Perbincangan antara Afive dan mamanya tertindih oleh [suara Kial bernyanyi kencang dari arah kamar mandi]. Setelah mandi lalu keluar dari kamar mandi senyuman riang gembira Kial lenyap ketika menatap Afive mengusap kelopak matanya yang lembab.
"apa ruangan ini berdebu? apa kita harus ganti kamar?" tanya Kial dengan gerak perlahan mendekati Afive kemudian duduk di sampingnya.
Afive sendiri duduk di lantai Afive dan bersandar di sisi samping kursi sofa mencoba menyembunyikan matanya dengan kedua tangannya tapi terlambat.

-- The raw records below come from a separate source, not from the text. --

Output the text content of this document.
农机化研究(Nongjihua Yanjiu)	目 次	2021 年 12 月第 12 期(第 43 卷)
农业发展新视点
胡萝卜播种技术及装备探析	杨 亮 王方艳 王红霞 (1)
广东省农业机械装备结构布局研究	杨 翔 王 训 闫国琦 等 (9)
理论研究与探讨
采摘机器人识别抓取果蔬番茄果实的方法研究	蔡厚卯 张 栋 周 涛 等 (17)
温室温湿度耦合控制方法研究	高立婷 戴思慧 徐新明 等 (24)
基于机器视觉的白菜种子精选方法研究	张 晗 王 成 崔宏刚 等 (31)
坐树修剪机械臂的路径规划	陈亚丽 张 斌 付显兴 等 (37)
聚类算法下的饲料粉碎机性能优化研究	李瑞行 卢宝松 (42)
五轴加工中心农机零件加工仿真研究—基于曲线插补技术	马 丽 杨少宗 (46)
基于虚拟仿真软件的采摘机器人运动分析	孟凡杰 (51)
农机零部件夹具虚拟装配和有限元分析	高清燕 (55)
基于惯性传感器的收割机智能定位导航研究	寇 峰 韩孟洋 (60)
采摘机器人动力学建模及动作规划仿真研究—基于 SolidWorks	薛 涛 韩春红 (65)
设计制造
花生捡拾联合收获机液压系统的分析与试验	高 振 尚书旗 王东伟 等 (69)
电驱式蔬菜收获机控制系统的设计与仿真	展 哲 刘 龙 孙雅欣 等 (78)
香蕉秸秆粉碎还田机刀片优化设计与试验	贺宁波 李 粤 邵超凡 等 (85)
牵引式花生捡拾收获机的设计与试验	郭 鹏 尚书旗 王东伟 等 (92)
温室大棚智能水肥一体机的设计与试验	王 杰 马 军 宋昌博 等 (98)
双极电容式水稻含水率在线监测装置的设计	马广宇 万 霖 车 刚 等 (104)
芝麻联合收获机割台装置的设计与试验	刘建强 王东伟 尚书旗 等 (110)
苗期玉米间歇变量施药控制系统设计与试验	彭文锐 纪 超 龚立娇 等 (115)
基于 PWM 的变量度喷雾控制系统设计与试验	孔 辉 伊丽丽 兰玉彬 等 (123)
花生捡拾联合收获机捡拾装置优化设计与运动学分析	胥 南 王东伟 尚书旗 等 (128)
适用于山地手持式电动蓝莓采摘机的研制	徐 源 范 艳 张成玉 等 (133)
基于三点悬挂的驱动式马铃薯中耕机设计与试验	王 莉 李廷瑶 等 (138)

Kial mencoba memeluk Afive dengan maksud menguatkannya memakai energi kehangatan agar air mata bisa menguap sampai lenyap.
...
Atas keinginan mama Afive Kial membawa Afive kembali ke studio TV untuk mengambil debut pertamanya sesegera mungkin. Mereka berdua pun meluncur walau Afive sudah jelas sampai mengalirkan mata air kesedihan sampai dua kali dan jelas itu disaksikan langsung oleh Kial sendiri.
Acara tersebut kini siap mengudara jam 09:30 am pada hitungan 3 2 1 [musik dan nyanyian di sertakan penari opening yang berlangsung 3 menitan] kemudian sepasang pembawa laki-laki dan perempuan acara masuk dari arah yang berlawanan.
"selamat pagi indonesia" sambutan kedua host TV yang di sengajakan kurang serentak.
"halo Nerlina, apa kabarnya? sudah lama tak jumpa" sapaan Zelfian.
"hai juga Zelfian, baik kamu sendiri bagaimana kabarnya?" balasan Nerlina.
"penuh syukur masih sehat Nerlina, kami berharap kalian semua juga selalu diberikan kesehatan terutama yang sedang menyaksikan acara spesial ini" harapan Zelfian.
"acara spesial?, memangnya ini acara apa Zelfian?" gimmick Nerlina.
"acara spesial ini jelas untuk yang spesial juga Nerlina, di sini kita berperan sebagai mak comblang yang akan mencarikan jodoh spesial untuk sosok spesial" tanggap Zelfian.
"hah? memangnya siapa si spesial ini?" umpan Nerlina.
"Kita panggil saja sosok spesial Afiyah Intan!!" teriak Zelfian.